Tout cela équivaut un peu à contredire, il semble, le passage au paragraphe (3) où il est question de la copie certifiée conforme par la personne autorisée par la bande.
Voilà maintenant qu'on présente les nouveaux paragraphes (9) et (10), qui disent, dans le premier cas, que le code et le texte législatif doivent être déposés dans le recueil national, et déposés et publiés dans le recueil national afin de pouvoir entrer en vigueur, mais, ensuite, au paragraphe (9) qui est proposé, nous voyons qu'aucun code ni aucun texte ne serait être invalide au seul motif qu'il n'a pas été déposé dans le recueil national ou publié.
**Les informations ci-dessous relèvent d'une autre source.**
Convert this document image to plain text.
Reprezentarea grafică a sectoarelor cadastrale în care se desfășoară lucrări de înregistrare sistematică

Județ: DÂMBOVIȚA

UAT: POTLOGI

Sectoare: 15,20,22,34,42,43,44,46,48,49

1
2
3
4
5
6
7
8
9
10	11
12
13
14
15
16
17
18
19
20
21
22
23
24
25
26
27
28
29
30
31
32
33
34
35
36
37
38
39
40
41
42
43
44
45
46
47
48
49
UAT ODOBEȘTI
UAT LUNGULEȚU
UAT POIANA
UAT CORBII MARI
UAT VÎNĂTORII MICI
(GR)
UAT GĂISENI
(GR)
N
Voilà une perte d'espace et une perte de temps pour tout le monde, pour être franc, monsieur le président--microgérer les Premières nations sans même le faire comme il faut, ou même microgérer avec quelques pouvoirs législatifs, car, à la fin de tous les articles associés à l'article 30, il y a un article contradictoire. Vous devez faire ceci, mais si vous ne le faites pas, pas de problème. Vous devez faire cela, mais si vous ne le faites pas, cela n'a pas vraiment d'importance. Cela me semble absurde, monsieur le président.
Je crois qu'on pourrait proposer un amendement, un sous-amendement qui servirait à éclaircir le nouveau paragraphe (10), et je vais envisager moi-même d'en proposer un. Mais le nouveau paragraphe (10) dit :
Personne ne peut être condamné pour violation d'un texte législatif...sauf s'il est prouvé que...des mesures raisonnables avaient été prises pour que la personne soit informée de la teneur du texte législatif. |
Il faut donc déposer le texte dans le recueil national dans les 14 jours, sous peine de Dieu sait quoi--je suppose que ce serait une intervention du ministre et la catastrophe imminente--, mais, ensuite, si vous ne le faites pas à temps, il est encore possible que la personne soit condamnée pour violation du texte législatif au moment où l'infraction présumée ne figurait pas dans le recueil national ou n'était pas publiée.
Alors, c'est lequel? Est-ce qu'il faut le faire, oui ou non? Et pourquoi dire, au même article, à l'article 30, que, premièrement, il faut le faire, puis, ensuite, deuxièmement, ce n'est pas obligatoire? Tout cela se trouve dans le même article du projet de loi.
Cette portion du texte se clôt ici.